Fluss schlängelt sich durch Regenwald

Corbis/Frans Lanting

Das Amazonasgebiet ist für seine Artenvielfalt bekannt

Oliver Wearn vom Imperial College London hatte dafür mit Kollegen ein mathematisches Modell entwickelt. Es sagt voraus, wie schnell Wirbeltierarten in einer Region aussterben, abhängig davon, wie viel von ihrem Lebensraum verloren geht. Zunächst wurde mit dem Modell rekonstruiert, wie viel Wald zwischen 1970 und 2008 im brasilianischen Amazonasbecken zerstört und wie sehr dadurch die Artenvielfalt gefährdet wurde.
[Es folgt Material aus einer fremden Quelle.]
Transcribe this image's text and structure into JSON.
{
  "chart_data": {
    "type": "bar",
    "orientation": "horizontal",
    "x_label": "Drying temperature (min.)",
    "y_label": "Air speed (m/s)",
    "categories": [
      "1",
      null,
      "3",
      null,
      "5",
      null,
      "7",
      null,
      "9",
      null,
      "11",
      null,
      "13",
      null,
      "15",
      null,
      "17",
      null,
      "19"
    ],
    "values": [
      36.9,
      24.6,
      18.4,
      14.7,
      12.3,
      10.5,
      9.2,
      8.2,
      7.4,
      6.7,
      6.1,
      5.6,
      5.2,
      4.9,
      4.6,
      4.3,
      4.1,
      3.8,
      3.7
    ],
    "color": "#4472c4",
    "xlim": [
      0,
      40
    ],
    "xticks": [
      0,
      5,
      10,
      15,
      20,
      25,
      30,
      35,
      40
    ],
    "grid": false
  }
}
Forscher spielen vier Szenarien durch

Anschließend wurden vier Szenarien erstellt, wie es im Jahr 2050 um den Artenschwund und die Aussterbeschuld stehen könnte. Die Szenarien waren abhängig von der künftigen Entwaldung und wurden jeweils für Gitterzellen von 50 mal 50 Kilometer Größe durchgerechnet.

Das bedrohlichste Szenario: Der Regenwald wird weiter wie bisher zerstört, das heißt, fortan gehen wie im Durchschnitt der vergangenen zehn Jahre mindestens 28.000 Quadratkilometer pro Jahr verloren. In diesem Szenario würden 10,3 Prozent der Wirbeltierarten bis 2050 aussterben, weitere 26,9 Prozent wären gefährdet. Ein zweites Szenario geht davon aus, dass Regierungsmaßnahmen greifen, Schutzgebiete beispielsweise besser kontrolliert werden. Dann würden dem Modell nach nur 6,5 Prozent der Wirbeltierarten bis 2050 aussterben und weitere 10,6 Prozent in Aussterbeschuld stehen.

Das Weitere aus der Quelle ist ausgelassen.